The device, created by investigators at Messiers-Sinai, accurately predicted which patients would have a heart attack over five years based on the amount and composition of plaque in the arteries that supply blood to the heart.
Study senior author Damini Day and her colleagues, director of the Quantitative Image Analysis Laboratory at the Biomedical Imaging Research Institute at Cedars-Sinai, and her colleagues collected CTAs from 1,196 people who underwent coronary CTA at 11 sites in Australia, Germany, Japan, Scotland and the United States. Images analyzed.
The investigators trained an AI algorithm to measure plaque by learning from coronary CTA images from 921 people, which had already been analyzed by trained doctors.
The algorithm works by first profiling coronary arteries in 3D images, then identifying blood and plaque deposits within the coronary arteries.
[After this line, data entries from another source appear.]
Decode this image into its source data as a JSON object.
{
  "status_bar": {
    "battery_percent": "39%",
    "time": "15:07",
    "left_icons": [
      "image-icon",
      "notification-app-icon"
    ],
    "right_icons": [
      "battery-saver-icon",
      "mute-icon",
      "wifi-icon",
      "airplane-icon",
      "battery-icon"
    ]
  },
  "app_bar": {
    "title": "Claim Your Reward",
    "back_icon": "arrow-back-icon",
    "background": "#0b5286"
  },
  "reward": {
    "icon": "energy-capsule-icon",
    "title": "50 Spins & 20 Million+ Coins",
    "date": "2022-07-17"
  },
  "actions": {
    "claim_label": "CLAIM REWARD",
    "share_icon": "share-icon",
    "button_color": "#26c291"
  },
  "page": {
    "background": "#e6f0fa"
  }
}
The investigators found that the instrument’s measurements were consistent with the plaque volume seen in coronary CTAs. They matched the results with images taken by intravascular ultrasound and catheter-based coronary angiography, two tests considered highly accurate in assessing coronary artery plaque and narrowing.
In the end, the investigators found that measurements made by an AI algorithm from CTA images accurately predicted heart attack risk within five years for 1,611 people who were part of a multicenter trial called the Scott-Hart trial.
More study is needed, Day said, but it is possible that we can predict whether a person is likely to have a heart attack based on the amount and composition of plaque painted with this standard test.
Day and his colleagues are continuously studying how well their AI algorithm determines the amount of plaque deposits in patients undergoing coronary CTA.
Let’s guess like this-
The accumulation of plaque can narrow the arteries, making it difficult for blood to reach the heart, which increases the chances of a heart attack.
A medical test called coronary computed tomography angiography (CTA) takes 3D images of the heart and arteries and can give doctors an idea of how narrowed a patient’s arteries have become. Until now, however, there has not been a simple, automatic and rapid way to measure the plaque visible in CTA images.
test in six seconds
Coronary plaque isn’t often measured, Day said, because there isn’t a fully automated way to do it. When it is measured, it takes at least 25 to 30 minutes, but now we can use it to measure plaque in CTA images in just five to six seconds.